I am just finishing up rereading Never Call Retreat, The third volume in Bruce Catton’s Centennial History of the Civil War. Each time I delve into a professional history of this war, I am reminded of just how much of today’s right-wing politics is rooted in Confederate philosophy. To what extent? For this answer, one need look no further than the founding document of the Confederate States of America.

Injecting religion into politics and overt white supremacist passions are found right at the very beginning of said document: (via Wikipedia):

The Preambles of both Constitutions do have some similarities, though it seems that the Confederate Constitution authors set out to give a different feel to the new preamble. Both preambles are provided here. The bold text shows the differences in the two.

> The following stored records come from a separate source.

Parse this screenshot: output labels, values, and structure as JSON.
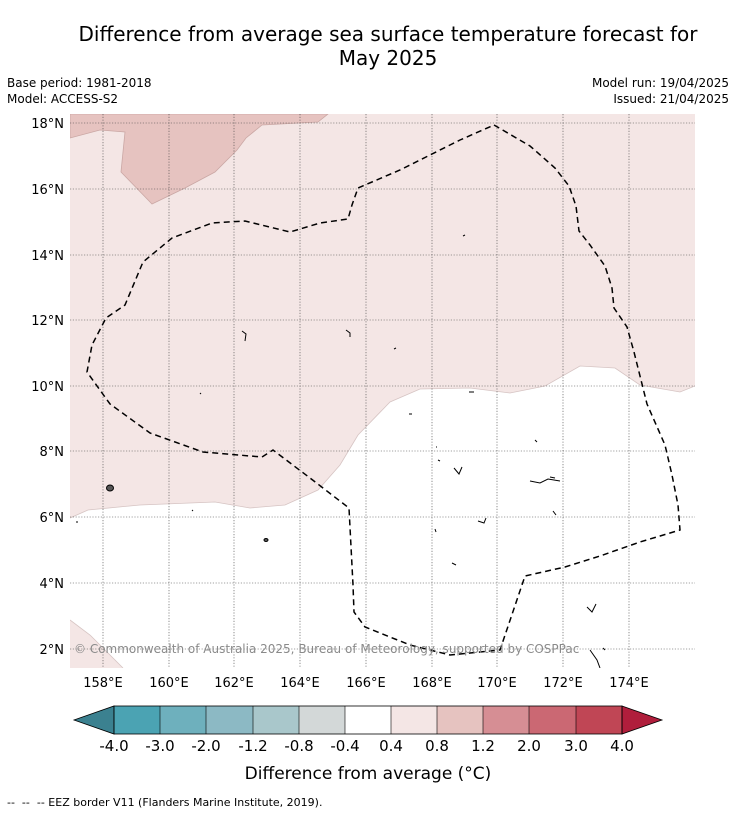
{
  "header": {
    "title_line1": "Difference from average sea surface temperature forecast for",
    "title_line2": "May 2025",
    "base_period": "Base period: 1981-2018",
    "model": "Model: ACCESS-S2",
    "model_run": "Model run: 19/04/2025",
    "issued": "Issued: 21/04/2025"
  },
  "map": {
    "lat_labels": [
      "18°N",
      "16°N",
      "14°N",
      "12°N",
      "10°N",
      "8°N",
      "6°N",
      "4°N",
      "2°N"
    ],
    "lon_labels": [
      "158°E",
      "160°E",
      "162°E",
      "164°E",
      "166°E",
      "168°E",
      "170°E",
      "172°E",
      "174°E"
    ],
    "copyright": "© Commonwealth of Australia 2025, Bureau of Meteorology, supported by COSPPac",
    "colors": {
      "c_0p4_0p8": "#f4e6e5",
      "c_0p8_1p2": "#e6c3c0",
      "c_neutral": "#ffffff"
    }
  },
  "colorbar": {
    "tick_labels": [
      "-4.0",
      "-3.0",
      "-2.0",
      "-1.2",
      "-0.8",
      "-0.4",
      "0.4",
      "0.8",
      "1.2",
      "2.0",
      "3.0",
      "4.0"
    ],
    "colors": [
      "#3b8190",
      "#4ba3b3",
      "#6eb0bd",
      "#8cb9c4",
      "#a9c7cb",
      "#d3d8d8",
      "#ffffff",
      "#f4e6e5",
      "#e6c3c0",
      "#d68e94",
      "#cb6873",
      "#c04655",
      "#b01e3c"
    ],
    "label": "Difference from average (°C)"
  },
  "footnote": "--  --  -- EEZ border V11 (Flanders Marine Institute, 2019)."
}
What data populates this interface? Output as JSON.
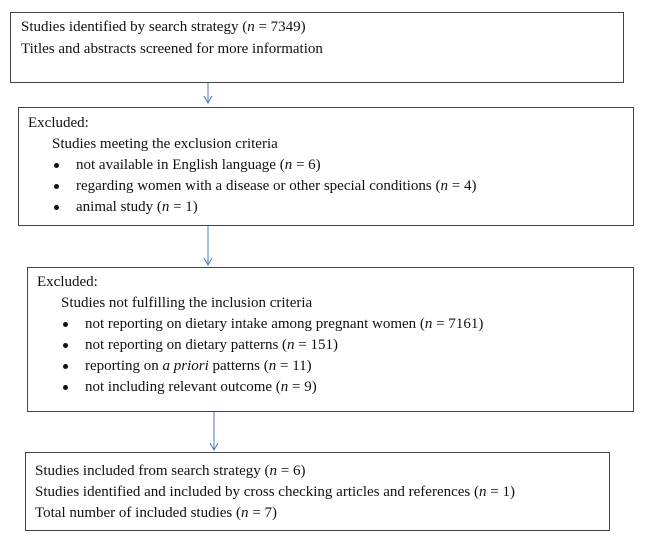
{
  "boxes": {
    "search": {
      "lines": [
        {
          "before": "Studies identified by search strategy (",
          "italic": "n",
          "after": " = 7349)"
        },
        {
          "before": "Titles and abstracts screened for more information",
          "italic": "",
          "after": ""
        }
      ]
    },
    "exclusion": {
      "heading": "Excluded:",
      "subheading": "Studies meeting the exclusion criteria",
      "items": [
        {
          "before": "not available in English language (",
          "italic": "n",
          "after": " = 6)"
        },
        {
          "before": "regarding women with a disease or other special conditions (",
          "italic": "n",
          "after": " = 4)"
        },
        {
          "before": "animal study (",
          "italic": "n",
          "after": " = 1)"
        }
      ]
    },
    "inclusion": {
      "heading": "Excluded:",
      "subheading": "Studies not fulfilling the inclusion criteria",
      "items": [
        {
          "before": "not reporting on dietary intake among pregnant women (",
          "italic": "n",
          "after": " = 7161)"
        },
        {
          "before": "not reporting on dietary patterns (",
          "italic": "n",
          "after": " = 151)"
        },
        {
          "before": "reporting on ",
          "italic": "a priori",
          "after": " patterns (",
          "italic2": "n",
          "after2": " = 11)"
        },
        {
          "before": "not including relevant outcome (",
          "italic": "n",
          "after": " = 9)"
        }
      ]
    },
    "included": {
      "lines": [
        {
          "before": "Studies included from search strategy (",
          "italic": "n",
          "after": " = 6)"
        },
        {
          "before": "Studies identified and included by cross checking articles and references (",
          "italic": "n",
          "after": " = 1)"
        },
        {
          "before": "Total number of included studies (",
          "italic": "n",
          "after": " = 7)"
        }
      ]
    }
  },
  "colors": {
    "arrow": "#4a7abf",
    "border": "#444444"
  }
}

  • The Preamble to the U.S. Constitution: “We the People of the United States, in Order to form a more perfect Union, establish Justice, insure domestic Tranquility, provide for the common defence, promote the general Welfare, and secure the Blessings of Liberty to ourselves and our Posterity, do ordain and establish this Constitution for the United States of America.”
  • The Preamble to the Confederate Constitution: “We, the people of the Confederate States, each state acting in its sovereign and independent character, in order to form a permanent federal government, establish justice, insure domestic tranquillity, and secure the blessings of liberty to ourselves and our posterity — invoking the favor and guidance of Almighty God — do ordain and establish this Constitution for the Confederate States of America.”

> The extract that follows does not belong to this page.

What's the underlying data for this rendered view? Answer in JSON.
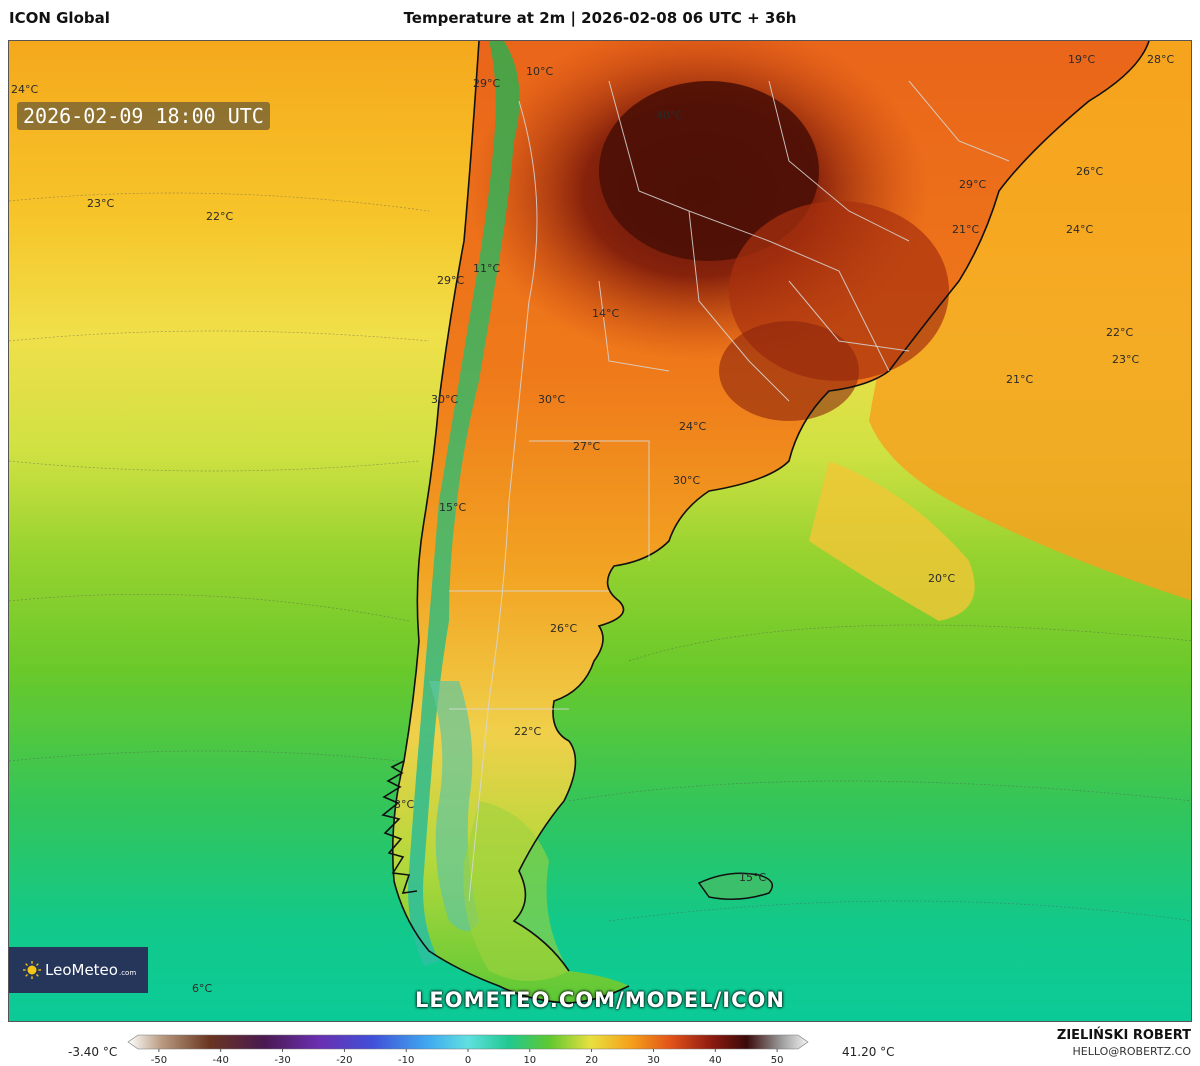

The major issue leading to factional unrest and, ultimately, rebellion was that of slavery in the territories. To ensure that the “peculiar institution” was unmolested in all current and future lands of the CSA, the Constitution included the following:

The Confederate States may acquire new territory; and Congress shall have power to legislate and provide governments for the inhabitants of all territory belonging to the Confederate States, lying without the limits of the several states; and may permit them, at such times, and in such manner as it may by law provide, to form states to be admitted into the Confederacy. In all such territory, the institution of negro slavery as it now exists in the Confederate States, shall be recognized and protected by Congress, and by the territorial government: and the inhabitants of the several Confederate States and Territories, shall have the right to take to such territory any slaves lawfully held by them in any of the states or territories of the Confederate states.

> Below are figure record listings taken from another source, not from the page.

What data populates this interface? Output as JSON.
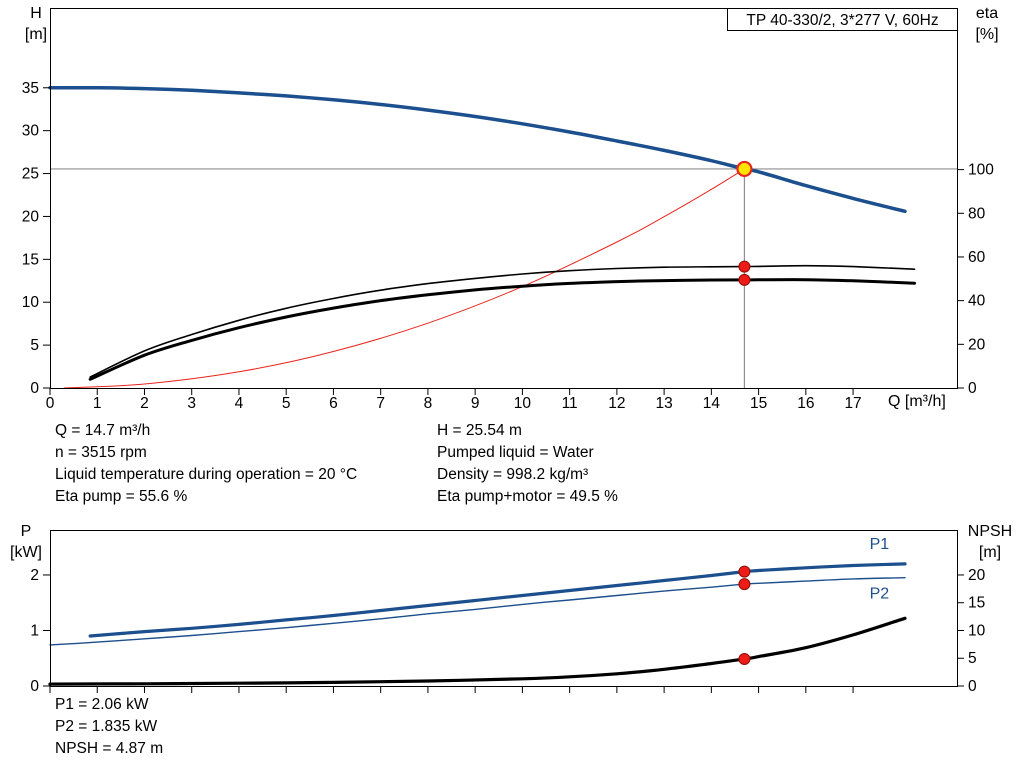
{
  "title": "TP 40-330/2, 3*277 V, 60Hz",
  "colors": {
    "curve_blue": "#1c4f8e",
    "curve_black": "#000000",
    "system_red": "#e8251c",
    "marker_red": "#ee1c17",
    "marker_red_edge": "#8f0d08",
    "duty_yellow": "#ffe400",
    "crosshair_gray": "#8f8f8f"
  },
  "axis_labels": {
    "h1": "H",
    "h2": "[m]",
    "eta1": "eta",
    "eta2": "[%]",
    "p1": "P",
    "p2": "[kW]",
    "npsh1": "NPSH",
    "npsh2": "[m]"
  },
  "info": {
    "top_left": [
      "Q = 14.7 m³/h",
      "n = 3515 rpm",
      "Liquid temperature during operation = 20 °C",
      "Eta pump = 55.6 %"
    ],
    "top_right": [
      "H = 25.54 m",
      "Pumped liquid = Water",
      "Density = 998.2 kg/m³",
      "Eta pump+motor = 49.5 %"
    ],
    "bottom": [
      "P1 = 2.06 kW",
      "P2 = 1.835 kW",
      "NPSH = 4.87 m"
    ]
  },
  "chart_data": [
    {
      "type": "line",
      "title": "TP 40-330/2, 3*277 V, 60Hz",
      "xlabel": "Q [m³/h]",
      "ylabel_left": "H [m]",
      "ylabel_right": "eta [%]",
      "xlim": [
        0,
        19.2
      ],
      "x_ticks": [
        0,
        1,
        2,
        3,
        4,
        5,
        6,
        7,
        8,
        9,
        10,
        11,
        12,
        13,
        14,
        15,
        16,
        17
      ],
      "ylim_left": [
        0,
        44.3
      ],
      "y_ticks_left": [
        0,
        5,
        10,
        15,
        20,
        25,
        30,
        35
      ],
      "ylim_right": [
        0,
        174
      ],
      "y_ticks_right": [
        0,
        20,
        40,
        60,
        80,
        100
      ],
      "grid": false,
      "crosshair": {
        "x": 14.7,
        "y": 25.54
      },
      "series": [
        {
          "name": "system-curve",
          "axis": "left",
          "color": "#e8251c",
          "width": 1,
          "x": [
            0.3,
            2,
            4,
            6,
            8,
            10,
            12,
            13,
            14,
            14.7
          ],
          "y": [
            0.0,
            0.47,
            1.89,
            4.25,
            7.56,
            11.82,
            17.02,
            19.97,
            23.16,
            25.54
          ]
        },
        {
          "name": "eta-pump-curve",
          "axis": "right",
          "color": "#000000",
          "width": 1.6,
          "x": [
            0.85,
            2,
            3,
            4,
            5,
            6,
            7,
            8,
            9,
            10,
            11,
            12,
            13,
            14,
            14.7,
            15,
            16,
            17,
            18.3
          ],
          "y": [
            5,
            17,
            24.5,
            31,
            36.5,
            41,
            44.8,
            47.8,
            50.2,
            52.2,
            53.7,
            54.7,
            55.3,
            55.5,
            55.6,
            55.7,
            56,
            55.6,
            54.4
          ]
        },
        {
          "name": "eta-pump-motor-curve",
          "axis": "right",
          "color": "#000000",
          "width": 3,
          "x": [
            0.85,
            2,
            3,
            4,
            5,
            6,
            7,
            8,
            9,
            10,
            11,
            12,
            13,
            14,
            14.7,
            15,
            16,
            17,
            18.3
          ],
          "y": [
            4,
            15,
            21.8,
            27.6,
            32.5,
            36.6,
            40,
            42.7,
            44.9,
            46.6,
            47.9,
            48.7,
            49.2,
            49.45,
            49.5,
            49.55,
            49.6,
            49.1,
            48
          ]
        },
        {
          "name": "head-curve",
          "axis": "left",
          "color": "#1c4f8e",
          "width": 3.5,
          "x": [
            0,
            1,
            2,
            3,
            4,
            5,
            6,
            7,
            8,
            9,
            10,
            11,
            12,
            13,
            14,
            14.7,
            15,
            16,
            17,
            18.1
          ],
          "y": [
            35.0,
            35.0,
            34.9,
            34.7,
            34.4,
            34.05,
            33.6,
            33.05,
            32.4,
            31.65,
            30.8,
            29.85,
            28.8,
            27.7,
            26.5,
            25.54,
            25.2,
            23.6,
            22.1,
            20.6
          ]
        }
      ],
      "markers": [
        {
          "x": 14.7,
          "y": 55.6,
          "axis": "right",
          "style": "red"
        },
        {
          "x": 14.7,
          "y": 49.5,
          "axis": "right",
          "style": "red"
        },
        {
          "x": 14.7,
          "y": 25.54,
          "axis": "left",
          "style": "duty"
        }
      ],
      "duty_point": {
        "Q_m3h": 14.7,
        "H_m": 25.54,
        "eta_pump_pct": 55.6,
        "eta_pump_motor_pct": 49.5
      }
    },
    {
      "type": "line",
      "xlabel": "Q [m³/h]",
      "ylabel_left": "P [kW]",
      "ylabel_right": "NPSH [m]",
      "xlim": [
        0,
        19.2
      ],
      "x_ticks": [
        0,
        1,
        2,
        3,
        4,
        5,
        6,
        7,
        8,
        9,
        10,
        11,
        12,
        13,
        14,
        15,
        16,
        17
      ],
      "ylim_left": [
        0,
        2.81
      ],
      "y_ticks_left": [
        0,
        1,
        2
      ],
      "ylim_right": [
        0,
        28.1
      ],
      "y_ticks_right": [
        0,
        5,
        10,
        15,
        20
      ],
      "grid": false,
      "series": [
        {
          "name": "p2-curve",
          "axis": "left",
          "color": "#1c4f8e",
          "width": 1.4,
          "x": [
            0,
            1,
            2,
            3,
            4,
            5,
            6,
            7,
            8,
            9,
            10,
            11,
            12,
            13,
            14,
            14.7,
            15,
            16,
            17,
            18.1
          ],
          "y": [
            0.74,
            0.79,
            0.85,
            0.91,
            0.98,
            1.05,
            1.13,
            1.21,
            1.3,
            1.38,
            1.47,
            1.55,
            1.63,
            1.71,
            1.78,
            1.835,
            1.85,
            1.89,
            1.93,
            1.95
          ]
        },
        {
          "name": "p1-curve",
          "axis": "left",
          "color": "#1c4f8e",
          "width": 3.2,
          "x": [
            0.85,
            2,
            3,
            4,
            5,
            6,
            7,
            8,
            9,
            10,
            11,
            12,
            13,
            14,
            14.7,
            15,
            16,
            17,
            18.1
          ],
          "y": [
            0.9,
            0.98,
            1.04,
            1.11,
            1.19,
            1.27,
            1.36,
            1.45,
            1.54,
            1.63,
            1.72,
            1.81,
            1.9,
            1.99,
            2.06,
            2.08,
            2.13,
            2.17,
            2.2
          ]
        },
        {
          "name": "npsh-curve",
          "axis": "right",
          "color": "#000000",
          "width": 3.2,
          "x": [
            0,
            2,
            4,
            6,
            8,
            10,
            11,
            12,
            13,
            14,
            14.7,
            15,
            16,
            17,
            18.1
          ],
          "y": [
            0.35,
            0.4,
            0.5,
            0.65,
            0.9,
            1.3,
            1.65,
            2.2,
            3.0,
            4.05,
            4.87,
            5.3,
            6.9,
            9.2,
            12.2
          ]
        }
      ],
      "markers": [
        {
          "x": 14.7,
          "y": 2.06,
          "axis": "left",
          "style": "red"
        },
        {
          "x": 14.7,
          "y": 1.835,
          "axis": "left",
          "style": "red"
        },
        {
          "x": 14.7,
          "y": 4.87,
          "axis": "right",
          "style": "red"
        }
      ],
      "annotations": [
        {
          "text": "P1",
          "x": 17.35,
          "y": 2.47,
          "axis": "left",
          "color": "#1c4f8e"
        },
        {
          "text": "P2",
          "x": 17.35,
          "y": 1.58,
          "axis": "left",
          "color": "#1c4f8e"
        }
      ],
      "duty_point": {
        "P1_kW": 2.06,
        "P2_kW": 1.835,
        "NPSH_m": 4.87
      }
    }
  ]
}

Since Nixon’s Southern Strategy, an appeal to Confederate values has vaulted more and more political extremists into prominence. Still consumed with romantic ideas of “The Lost Cause,” a just war over “States’ rights,” and 19th Century human bondage apologetics, Southerners are manipulated into voting against their own interests. We see the ratification of a Constitutional Amendment as a silly oversight in the same month that will see the arguments to strike down the Voting Rights Act of 1965 presented to the Supreme Court.